Substring with Concatenation of All Words
The key to this problem is that we can split the string s
into groups. Let's say the length
of word in word dictionary is l
, then we can first find start index with the string splited at
0, l, 2 * l, 3 * l, ...
. Then we move all these indexes one step forward and try to find
start index with words start at 1, l + 1, 2 * l + 1, 3 * l + 1, ...
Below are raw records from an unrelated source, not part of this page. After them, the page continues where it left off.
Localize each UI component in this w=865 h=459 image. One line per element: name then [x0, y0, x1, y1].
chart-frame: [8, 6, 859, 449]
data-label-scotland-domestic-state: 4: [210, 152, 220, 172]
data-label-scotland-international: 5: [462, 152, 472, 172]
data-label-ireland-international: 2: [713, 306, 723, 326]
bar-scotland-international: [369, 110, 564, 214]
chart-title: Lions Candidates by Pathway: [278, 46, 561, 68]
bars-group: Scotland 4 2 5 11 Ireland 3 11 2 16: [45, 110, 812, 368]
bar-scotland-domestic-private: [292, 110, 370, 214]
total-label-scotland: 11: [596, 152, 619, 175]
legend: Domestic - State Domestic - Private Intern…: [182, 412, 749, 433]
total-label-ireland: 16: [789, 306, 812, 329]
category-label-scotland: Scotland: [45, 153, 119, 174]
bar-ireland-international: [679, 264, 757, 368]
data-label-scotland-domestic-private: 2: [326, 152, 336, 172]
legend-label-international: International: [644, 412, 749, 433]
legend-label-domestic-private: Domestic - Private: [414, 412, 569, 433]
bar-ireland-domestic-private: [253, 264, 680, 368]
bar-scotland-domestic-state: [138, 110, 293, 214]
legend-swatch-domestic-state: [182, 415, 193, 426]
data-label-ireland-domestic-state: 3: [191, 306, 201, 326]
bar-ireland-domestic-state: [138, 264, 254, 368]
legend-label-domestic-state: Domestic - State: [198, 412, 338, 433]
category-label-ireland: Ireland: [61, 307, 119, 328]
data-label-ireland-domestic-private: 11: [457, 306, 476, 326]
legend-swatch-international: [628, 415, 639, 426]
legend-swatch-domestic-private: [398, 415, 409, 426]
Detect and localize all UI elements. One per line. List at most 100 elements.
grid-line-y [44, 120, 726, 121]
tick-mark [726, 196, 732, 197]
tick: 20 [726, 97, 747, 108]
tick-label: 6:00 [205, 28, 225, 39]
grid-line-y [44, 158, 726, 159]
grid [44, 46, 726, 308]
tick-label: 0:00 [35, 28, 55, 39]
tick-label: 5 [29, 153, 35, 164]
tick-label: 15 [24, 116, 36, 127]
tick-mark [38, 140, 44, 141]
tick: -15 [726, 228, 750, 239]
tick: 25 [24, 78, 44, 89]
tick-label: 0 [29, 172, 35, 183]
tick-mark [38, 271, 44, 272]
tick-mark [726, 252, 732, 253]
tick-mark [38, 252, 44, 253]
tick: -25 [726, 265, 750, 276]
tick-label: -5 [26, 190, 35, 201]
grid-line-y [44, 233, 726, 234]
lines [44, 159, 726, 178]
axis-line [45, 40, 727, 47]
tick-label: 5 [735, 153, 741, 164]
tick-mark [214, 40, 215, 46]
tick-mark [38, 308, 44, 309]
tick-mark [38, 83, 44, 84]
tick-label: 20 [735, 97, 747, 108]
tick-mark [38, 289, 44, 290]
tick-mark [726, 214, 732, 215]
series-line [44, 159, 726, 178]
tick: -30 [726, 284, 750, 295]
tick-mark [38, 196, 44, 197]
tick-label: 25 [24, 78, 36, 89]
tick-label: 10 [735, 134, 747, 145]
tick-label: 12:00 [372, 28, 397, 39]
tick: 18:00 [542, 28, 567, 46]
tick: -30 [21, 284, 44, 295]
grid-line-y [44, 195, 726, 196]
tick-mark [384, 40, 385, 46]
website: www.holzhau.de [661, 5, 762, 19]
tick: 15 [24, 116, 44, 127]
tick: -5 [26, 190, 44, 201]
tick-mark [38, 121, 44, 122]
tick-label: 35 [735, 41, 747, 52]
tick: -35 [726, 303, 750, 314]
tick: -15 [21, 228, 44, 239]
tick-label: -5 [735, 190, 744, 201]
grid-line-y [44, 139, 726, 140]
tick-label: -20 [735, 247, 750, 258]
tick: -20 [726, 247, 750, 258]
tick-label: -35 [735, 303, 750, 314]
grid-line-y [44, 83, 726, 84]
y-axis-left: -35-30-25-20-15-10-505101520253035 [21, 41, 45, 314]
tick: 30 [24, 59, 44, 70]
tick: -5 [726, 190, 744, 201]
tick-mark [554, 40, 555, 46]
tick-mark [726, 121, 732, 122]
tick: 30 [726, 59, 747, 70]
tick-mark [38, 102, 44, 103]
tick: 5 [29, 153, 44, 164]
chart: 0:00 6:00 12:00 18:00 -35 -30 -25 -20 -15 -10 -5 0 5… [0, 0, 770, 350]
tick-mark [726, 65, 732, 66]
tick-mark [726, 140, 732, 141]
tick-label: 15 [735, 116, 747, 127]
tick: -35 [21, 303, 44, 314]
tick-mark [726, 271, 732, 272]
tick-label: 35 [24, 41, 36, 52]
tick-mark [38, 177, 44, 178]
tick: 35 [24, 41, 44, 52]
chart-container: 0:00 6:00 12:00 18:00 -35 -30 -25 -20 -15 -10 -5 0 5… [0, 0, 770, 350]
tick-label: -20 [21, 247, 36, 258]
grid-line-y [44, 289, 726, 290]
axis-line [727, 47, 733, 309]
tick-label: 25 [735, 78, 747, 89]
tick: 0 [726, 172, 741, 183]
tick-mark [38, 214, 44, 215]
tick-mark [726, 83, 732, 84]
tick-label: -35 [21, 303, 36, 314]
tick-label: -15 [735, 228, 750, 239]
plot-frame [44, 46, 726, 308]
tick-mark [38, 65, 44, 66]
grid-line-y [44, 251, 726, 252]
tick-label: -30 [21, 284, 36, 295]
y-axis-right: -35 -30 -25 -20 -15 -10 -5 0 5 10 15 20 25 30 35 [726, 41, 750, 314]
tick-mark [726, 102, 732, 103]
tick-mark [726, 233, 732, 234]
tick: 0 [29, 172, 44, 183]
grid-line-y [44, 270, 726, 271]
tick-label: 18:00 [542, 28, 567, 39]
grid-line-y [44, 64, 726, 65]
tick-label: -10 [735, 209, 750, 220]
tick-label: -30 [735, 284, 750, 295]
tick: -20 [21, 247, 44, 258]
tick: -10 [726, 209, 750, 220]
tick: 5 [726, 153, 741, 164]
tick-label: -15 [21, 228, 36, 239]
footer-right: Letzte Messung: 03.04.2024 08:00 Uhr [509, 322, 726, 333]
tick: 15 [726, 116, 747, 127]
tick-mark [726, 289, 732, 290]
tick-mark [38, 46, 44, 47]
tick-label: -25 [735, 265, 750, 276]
. We keep moving these indexes
until we meet l - 1, 2 * l - 1, 3 * l - 1, 4 * l - 1, ...
.
For each of these groups, we can apply sliding window method. Let a
and b
be two index,
we always keeps the words between a
and b
are in the dictionary and add a
to result if
substring between a
and b
is a concatenations of all words. As we will visit every index
in the string once so even we have two loops in the program, the time complexity will be
O(N).
public class SubstringWithConcatenationOfAllWords {
public List<Integer> findSubstring(String s, String[] words) {
ArrayList<Integer> result = new ArrayList<Integer>();
if (words.length == 0) return result;
int l = words[0].length();
int n = words.length;
if (l == 0) return result;
if (s.length() < l * n) return result;
HashMap<String, Integer> wordsCount = new HashMap<String, Integer>();
for (String w : words) {
if (wordsCount.containsKey(w)) {
wordsCount.put(w, wordsCount.get(w) + 1);
} else {
wordsCount.put(w, 1);
}
}
String[] splited = new String[s.length() - l + 1];
for (int i = 0; i < splited.length; i++) {
splited[i] = s.substring(i, i + l);
}
for (int i = 0; i < l; i++) {
int count = 0;
int a = i;
HashMap<String, Integer> partCount = new HashMap<String, Integer>();
for (int b = i; b < splited.length; b += l) {
String word = splited[b];
if (!wordsCount.containsKey(word)) {
a = b + l;
partCount.clear();
count = 0;
continue;
}
if (partCount.containsKey(word)) {
partCount.put(word, partCount.get(word) + 1);
count++;
} else {
partCount.put(word, 1);
count++;
}
while (partCount.get(word) > wordsCount.get(word)) {
String removeWord = splited[a];
partCount.put(removeWord, partCount.get(removeWord) - 1);
count--;
a += l;
}
if (count == words.length) {
result.add(a);
}
}
}
return result;
}
}